Scottish Daily Mail

How to tell you’re shy — you’d cross a desert to avoid making small talk!

- MARCUS BERKMANN

MANy writers would describe themselves as shy, and I am one of them. Why else would I have spent most of the past 30 years in a room by myself with a computer, wondering what to write next?

Joe Moran would also consider himself a shy person. Although he is professor of English and cultural history at Liverpool John Moores University, he still cannot dial a new phone number without first having written down what he is going to say when the person he is ringing picks it up.

He keeps a notebook of things to say to people if he runs out of small talk. At parties, he no longer studies bookshelve­s or fridge magnets as intensely as he used to. No, he has cultivated a cryptic smile which, he hopes, suggests he is benignly amused by the human comedy unfolding before him. My guess is that the fridge magnets were probably a better bet.

His book — his fourth and, I would say, best — is subtitled A Field Guide To Shyness, which suggests that it’s some variety of self-help book, but it’s not. A Cultural History Of Shyness might have been better, because Moran has no real advice to give, or cures to sell. He is here to discuss the importance of shyness and shy people in our lives and our history, and, along the way, counter the great extrovert hegemony that seems to have taken over the world.

Like any self-respecting introvert, he does this slowly and surely, with mounting evidence and a splendidly dry humour: ‘I want to see if I can write about my shyness obliquely, by hiding behind the human shield of people more interestin­gly and idiosyncra­tically shy than me.’

Fantastic stories abound. In 1834 an anti-social but intrepid Englishman named Alexander Kinglake travelled east, and embarked on an eight-day slog across the Sinai desert, with a small entourage of English servants and Bedouin guides.

For several days they rode their camels through sand dunes and wadis without meeting a soul. Then one day they noticed a shimmering speck on the horizon. Three camels were approachin­g, two of them with riders. Eventually he identified an English gentleman in a shooting jacket, accompanie­d by his servants.

As they approached, Kinglake realised he felt ‘shy and indolent’ and had no wish ‘to stop and talk like a morning visitor, in the midst of those broad solitudes’. His compatriot clearly felt similarly, so they just touched their hats and carried on ‘as if they had passed in Bond Street’.

THIS may be the single most British story I have ever heard. English reserve, by the end of the 18th century, was ‘seen as a strange amalgam of shyness, insecurity and conceit’.

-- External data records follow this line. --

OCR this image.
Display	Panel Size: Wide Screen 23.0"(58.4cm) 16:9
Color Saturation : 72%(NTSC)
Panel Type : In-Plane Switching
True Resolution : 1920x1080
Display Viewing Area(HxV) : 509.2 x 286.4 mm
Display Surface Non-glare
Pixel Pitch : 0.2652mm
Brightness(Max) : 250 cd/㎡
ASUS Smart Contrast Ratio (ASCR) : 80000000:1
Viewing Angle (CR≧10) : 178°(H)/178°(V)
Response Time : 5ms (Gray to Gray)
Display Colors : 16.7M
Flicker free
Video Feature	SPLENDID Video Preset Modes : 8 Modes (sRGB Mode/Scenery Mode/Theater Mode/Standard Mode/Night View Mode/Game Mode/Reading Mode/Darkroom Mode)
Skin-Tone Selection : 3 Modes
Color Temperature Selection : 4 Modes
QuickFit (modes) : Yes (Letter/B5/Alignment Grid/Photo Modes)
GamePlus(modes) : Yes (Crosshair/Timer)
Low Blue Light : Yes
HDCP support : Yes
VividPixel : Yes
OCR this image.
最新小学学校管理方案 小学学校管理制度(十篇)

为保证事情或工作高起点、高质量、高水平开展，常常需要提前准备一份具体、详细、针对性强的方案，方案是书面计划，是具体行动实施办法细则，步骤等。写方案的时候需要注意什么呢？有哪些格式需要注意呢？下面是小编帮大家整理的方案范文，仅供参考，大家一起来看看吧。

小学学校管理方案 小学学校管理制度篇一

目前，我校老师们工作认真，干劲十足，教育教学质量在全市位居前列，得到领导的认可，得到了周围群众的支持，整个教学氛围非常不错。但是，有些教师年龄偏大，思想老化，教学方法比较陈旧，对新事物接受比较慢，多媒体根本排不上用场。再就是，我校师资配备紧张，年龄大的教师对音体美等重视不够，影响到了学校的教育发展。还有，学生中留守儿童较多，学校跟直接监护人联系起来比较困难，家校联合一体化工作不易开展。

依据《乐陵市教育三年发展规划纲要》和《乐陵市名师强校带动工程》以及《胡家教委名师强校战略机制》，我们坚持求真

The Duke of Portland inherited the vast Welbeck estate and completed his disappeara­nce from the world, building a huge, 15-mile network of tunnels in which to conceal himself.

He built the largest ballroom in the country undergroun­d: it held 2,000 people, who could be lowered 20 at a time in a lift. But they never were, because he was too shy to hold a ball there.

There’s more to this book than eccentrici­ty, though. Of W.H.R. Rivers, the psychiatri­st who treated Siegfried Sassoon for shell shock, he writes: ‘[His] shyness had given birth to a calmness and stoicism that few who knew him forgot, even long after he had died.’

He made Sassoon, also painfully diffident, see that ‘shyness did not have to be an inadequacy but could be a positive quality — something you were rather than something that stopped you being who you were.’

If there is any message in this book, this is it.

Nor is it just us Brits who are afflicted. Minnesotan writer Garrison Keillor was too embarrasse­d to say he was having a stroke. Tove Jansson, author of the Moomin books, moved to ever smaller islands to avoid people.

Moran is a wonderful, witty writer, and here he surpasses himself.

‘Far from being the preserve of the shy, stage fright is the shyness everyone gets, the common cold of self-consciousn­ess.’

But paradox is at the heart of it. ‘I have long felt more at ease speaking in public than talking to a stranger.’

So have I. To a shy person, this book is incredibly cheering. It shows us we are not alone in our desire for solitude. It’s a fellowship of sorts, though I don’t think I’ll be wearing the club tie any time soon.